Quickstep manager supports Velon project

One day after the debut of the Velon business group, of which Patrick Lefevere's Omega Pharma-Quickstep team is a member, the Belgian had less than complimentary words to say about the newly-announced 2015 Tour of Flanders route.

Velon aims to make the sport of cycling more accessible to the fans, and wants the sport to grow in a sustainable manner. The group supports fewer racing days with all of the top riders facing off against each other more often. Lefevere sees the increased difficulty of the Tour of Flanders as contrary to those goals.

"19 hellingen in de Ronde? I don't think that is a good evolution," Lefevere said to Sporza.be. "Cycling is a televised sport and it is beautiful to look at. But it won't be very exciting if the riders stop attacking because of the difficult nature of the parcours."

Lefevere said that making courses harder also goes against eliminating doping from the sport. "The riders are all better athletes than they used to be. There is a level playing field. But making the courses harder is not necessary.

"De Ronde should stay de Ronde, just like the new climb in Milan-Sanremo should not be added. Look at Liège-Bastogne-Liège. In the 70s there were 11 climbs and there was suspense.

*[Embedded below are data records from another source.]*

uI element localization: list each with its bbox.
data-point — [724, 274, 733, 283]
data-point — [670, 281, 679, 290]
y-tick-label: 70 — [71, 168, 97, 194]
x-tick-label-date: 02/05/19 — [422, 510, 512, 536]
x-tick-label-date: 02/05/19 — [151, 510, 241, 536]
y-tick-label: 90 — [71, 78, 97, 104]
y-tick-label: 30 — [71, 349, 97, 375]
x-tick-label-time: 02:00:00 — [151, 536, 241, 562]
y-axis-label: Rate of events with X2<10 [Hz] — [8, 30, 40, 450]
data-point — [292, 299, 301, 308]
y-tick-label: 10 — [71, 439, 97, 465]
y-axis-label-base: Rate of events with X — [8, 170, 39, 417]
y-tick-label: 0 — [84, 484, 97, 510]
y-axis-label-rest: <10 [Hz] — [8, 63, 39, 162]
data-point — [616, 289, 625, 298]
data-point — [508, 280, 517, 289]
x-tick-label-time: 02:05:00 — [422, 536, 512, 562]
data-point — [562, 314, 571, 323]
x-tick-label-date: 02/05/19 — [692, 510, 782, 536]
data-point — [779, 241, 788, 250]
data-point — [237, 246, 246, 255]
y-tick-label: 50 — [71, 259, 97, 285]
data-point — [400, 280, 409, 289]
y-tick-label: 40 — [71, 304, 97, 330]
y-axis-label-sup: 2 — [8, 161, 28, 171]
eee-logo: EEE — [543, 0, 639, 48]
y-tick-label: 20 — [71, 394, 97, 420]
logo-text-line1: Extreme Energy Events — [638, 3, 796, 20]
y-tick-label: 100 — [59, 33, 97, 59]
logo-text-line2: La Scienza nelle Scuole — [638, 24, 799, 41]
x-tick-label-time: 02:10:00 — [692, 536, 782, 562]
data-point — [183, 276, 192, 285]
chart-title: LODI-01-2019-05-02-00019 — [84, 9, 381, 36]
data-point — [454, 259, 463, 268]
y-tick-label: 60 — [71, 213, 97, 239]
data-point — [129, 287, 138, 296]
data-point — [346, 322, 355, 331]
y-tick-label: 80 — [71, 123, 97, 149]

Now there are 27 hellingen and it is no longer exciting. Enough is enough!"

Lefevere supports the ideas proposed by the Velon group, a joint venture of 11 WorldTour teams, saying that changes to the calendar can make for more exciting racing. "I think we should shorten the Grand Tours," he said. "21 days is no longer modern. I think 17 days would be better."

Lefevere previously said the Grand Tours would have to be shortened in order to have all the favorites race against each other in all three Grand Tours, in response to a challenge waged by Tinkoff-Saxo owner Oleg Tinkov, who waved a  €1 million incentive to the riders to compete in all three.

In addition to changes to the calendar and races themselves, Velon seeks to incorporate more technology into the coverage, including on-board cameras and microphones as well as more professional structures to the teams themselves.

"Sustainability means that teams do not come for a few years and then disappear," Lefevere said. "This sport needs to survive. We must not lose the young customers. With Velon we go with the times and we anticipate. It is our responsibility to think about the future."

There has been talk for years about how the sponsorship model is not sustainable, and that the UCI's current structure of the WorldTour is not the solution. A previous attempt to form a 'breakaway league' was eventually scrapped, and earlier this year 13 teams came together with Project Avignon, which evolved into the Velon group. Of the 13 teams, Cannondale ended with the 'marriage' to the Slipstream organisation of Garmin-Sharp, and Movistar has not remained on board with the group.